Dr. Sharon Ballard, associate professor of child development and family relations, asked her master’s level students in Program Planning & Evaluation for Child and Family Services to tackle an important issue that each member of the class will face as professionals in organizations and human service agencies serving children, families, and older adults.

Ballard’s students will become administrators and practitioners in settings such as schools, adoption agencies, juvenile services, family life education programs, parent education programs, eldercare programs, early intervention programs, recreation programs for children and youth, and other non-profit and non-governmental organizations of all kinds.

Ballard knows that her students will be expected to evaluate the effectiveness of programs they oversee and that evaluation can be the toughest part of the job.

“It’s not good enough today for an organization to think that because they have served a hundred people they are successful,” said Ballard. “Today’s funding sources want to see outcomes. They want to know that an agency has made a difference in people’s lives, and they want to see measurable outcomes.”

Consequently, Ballard immersed her students in what she calls “authentic learning” by asking them to become “consultants” to STRIVE, a Greenville non-profit concerned with job training and placement for youth and adults. STRIVE recently began activities on the Pitt County Re-Entry Program funded by the Governor’s Crime Commission to help ex-offenders transition successfully from prison to the community. When Joyce Jones, STRIVE executive director, contacted Ballard for help in assessing the program’s outcomes, Ballard turned her students loose on the project.

“Project Re-Entry presented the perfect opportunity for me to introduce logic models to my students. Many funders, including the United Way, require funding recipients to submit logic models on a regular basis,” said Ballard. “Logic models help organizations evaluate programs to see if they are having the intended effect.”

Logic models are visual maps depicting how resources and activities are used to bring about the desired change in participants.

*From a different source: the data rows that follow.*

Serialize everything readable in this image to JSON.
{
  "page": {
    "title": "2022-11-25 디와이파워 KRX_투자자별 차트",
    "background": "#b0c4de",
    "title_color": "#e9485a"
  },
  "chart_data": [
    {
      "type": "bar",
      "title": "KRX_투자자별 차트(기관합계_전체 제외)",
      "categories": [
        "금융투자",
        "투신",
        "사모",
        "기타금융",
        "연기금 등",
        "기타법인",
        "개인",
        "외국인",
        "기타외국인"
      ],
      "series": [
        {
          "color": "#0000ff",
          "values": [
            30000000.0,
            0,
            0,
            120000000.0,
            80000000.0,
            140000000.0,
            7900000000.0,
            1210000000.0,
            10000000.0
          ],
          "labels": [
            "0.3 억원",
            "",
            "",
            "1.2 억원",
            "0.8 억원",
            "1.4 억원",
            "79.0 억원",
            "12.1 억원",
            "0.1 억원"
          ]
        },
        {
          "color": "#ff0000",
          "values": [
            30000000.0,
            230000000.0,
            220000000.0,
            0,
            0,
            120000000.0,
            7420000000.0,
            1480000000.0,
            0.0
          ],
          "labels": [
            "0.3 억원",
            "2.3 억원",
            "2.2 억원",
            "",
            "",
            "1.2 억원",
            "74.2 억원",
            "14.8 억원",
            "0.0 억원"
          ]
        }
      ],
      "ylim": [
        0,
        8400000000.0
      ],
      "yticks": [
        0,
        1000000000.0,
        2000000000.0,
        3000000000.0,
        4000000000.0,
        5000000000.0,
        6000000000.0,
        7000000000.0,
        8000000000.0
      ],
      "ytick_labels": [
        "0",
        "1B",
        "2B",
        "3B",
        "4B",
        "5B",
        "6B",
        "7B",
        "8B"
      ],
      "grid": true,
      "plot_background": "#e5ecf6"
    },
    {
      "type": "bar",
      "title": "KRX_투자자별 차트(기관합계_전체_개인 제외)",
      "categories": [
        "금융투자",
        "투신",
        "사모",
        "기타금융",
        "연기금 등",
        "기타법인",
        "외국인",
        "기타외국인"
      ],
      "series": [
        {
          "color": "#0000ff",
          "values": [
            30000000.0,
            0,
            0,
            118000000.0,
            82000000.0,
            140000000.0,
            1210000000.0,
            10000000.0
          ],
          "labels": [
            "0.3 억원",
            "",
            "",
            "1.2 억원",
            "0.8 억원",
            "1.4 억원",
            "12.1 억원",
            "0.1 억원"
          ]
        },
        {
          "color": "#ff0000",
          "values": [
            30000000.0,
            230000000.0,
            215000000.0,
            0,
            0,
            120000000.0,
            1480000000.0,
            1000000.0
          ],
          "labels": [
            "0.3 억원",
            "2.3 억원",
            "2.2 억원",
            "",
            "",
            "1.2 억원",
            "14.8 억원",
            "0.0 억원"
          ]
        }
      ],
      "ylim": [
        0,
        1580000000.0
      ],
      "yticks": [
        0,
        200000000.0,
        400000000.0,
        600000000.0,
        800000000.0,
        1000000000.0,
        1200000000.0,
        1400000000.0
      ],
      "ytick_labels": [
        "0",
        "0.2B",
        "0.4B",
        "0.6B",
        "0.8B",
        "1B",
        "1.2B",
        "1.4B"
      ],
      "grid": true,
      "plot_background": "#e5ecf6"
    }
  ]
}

Different logic models exist, but essentially they are used to record inputs (investment in the program), outputs (activities and stake holders), and outcomes/impact (short range and long range achievements).

The students worked with Joyce Jones and the program coordinator to understand all aspects of Project Re-Entry. They researched best practices and intended outcomes for offender re-entry programs and appropriate logic models. Professor Ballard also engaged John Kerbs, associate professor of criminal justice, as a consultant on offender re-entry programs. Dr. Kerbs led the class in a lively discussion of “Risk, Need, & Responsivity: Reintegrating State Prisoners in Pitt County, NC.” At the end of the semester, the students proposed a logic model that they believed would be the best evaluation tool for Project Re-Entry.

“Input from the students was extremely helpful,” said Joyce Jones. “The students’ research helped us identify a logic model that makes sense for Project Re-Entry. The Governor’s Crime Commission grant is just a seed grant. We’ll have to find other funding to sustain the program after that grant. The students’ logic model will become an excellent tool for us to track outcomes. Potential funders will be more inclined to fund our proposal if we can show them measurable outcomes. Going forward, I’ll be using logic models not only for project Re-Entry but for all of our programs at STRIVE.”